Abstract: Introduced by Richard Hamilton in 1982, Ricci flow has been used to solve a variety of problems in geometry and topology.  A vital part of such proofs is a good understanding of finite time singularities. While we have such an understanding in dimensions 2 and 3, singularity models in higher dimensions are still relatively mysterious. This is partially due to the existence of singularity models which are singular themselves. In this talk, we will prove bubble tree convergence of certain shrinking singularity models. This allows us to analyze the case when the singular set consists of isolated points. As a consequence, we will recover any topology lost due to the formation of the singular points, as well as prove a qualitative classification result. This is based on a joint work with Reto Buzano.  

09/11/2022: Elena Mäder-Baumdicker (Technische Universitat Darmstadt) 

Title: Progress in the theory of the volume preserving Mean curvature flow 

Abstract: The volume preserving mean curvature flow (VPMCF) deforms a hypersurface along the (negative) gradient of the area functional while keeping the enclosed volume fixed. Due to the global constraint the VPMCF behaves quite differently compared to the mean curvature flow. I will point our differences and report on recent work with Ben Lambert about the VPMCF in the closed, Euclidean setting. We were able to obtain estimates of non-local quantities that allow us to apply classical parabolic blowup procedures. Furthermore, we found a property that is preserved along the VPMCF under reasonable assumptions.

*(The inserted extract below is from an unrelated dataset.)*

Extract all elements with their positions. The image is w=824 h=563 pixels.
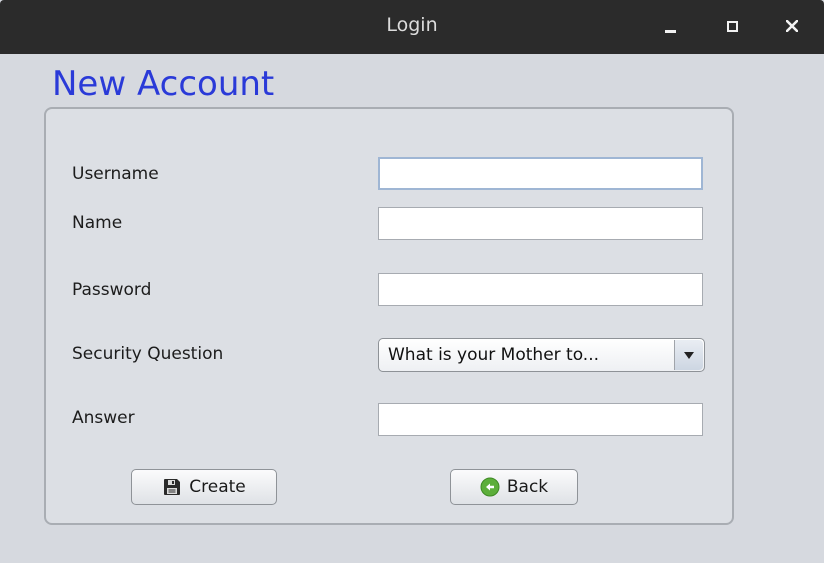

16/11/2022: Ernst Kuwert (Albert-Ludwigs-Universität Freiburg)  

Title: Curvature varifolds with orthogonal boundary

Abstract: NOT AVAILABLE

30/11/2022: Renan Assimos (Leibniz Universitat Hannover)   

Title: When discrete geometry meets a geometric flow. 

Abstract:  We use ideas from discrete geometry to build new degree zero harmonic maps from surfaces of genus greater than one into two dimensional spheres. Those surfaces are then used as counter examples to a conjecture of Emery about harmonic map images and closed geodesics. 

09/05/2023: Armin Schikorra (University of Pittsburgh )   

Title: div-curl estimates and harmonic maps: local and nonlocal  

Abstract:  I will present definitions and applications of a notion of fractional div-curl structures. I will talk about their role in the

theory of fractional harmonic maps, such as regularity theory and conservation laws.

12/12/2023: Artemis Vogiatzi (Queen Mary University of London)   

Title: Singularities of High Codimension Mean Curvature Flow of Pinched Submanifolds 

Abstract:  In this talk, by assuming a quadratic curvature pinching condition, we show that the submanifold evolving by mean curvature flow becomes approximately codimension one, in high curvature regions. This fundamental codimension estimate along with a cylindrical type estimate, at a singularity, allows us to establish the existence of a rescaling, which converges to a smooth codimension-one limiting flow in Euclidean space, which is weakly convex and either moves by translation or is a self-shrinker. This is possible using special pointwise gradient estimates for the second fundamental form.

24/06/2024: Huy The Nguyen (Queen Mary University of London)   

Title: Mean Curvature Flow in the Sphere  

Abstract:  In this talk, I will discuss some recent results analysing singularities of the mean curvature flow in the sphere both in the hypersurface case and the high codimension case.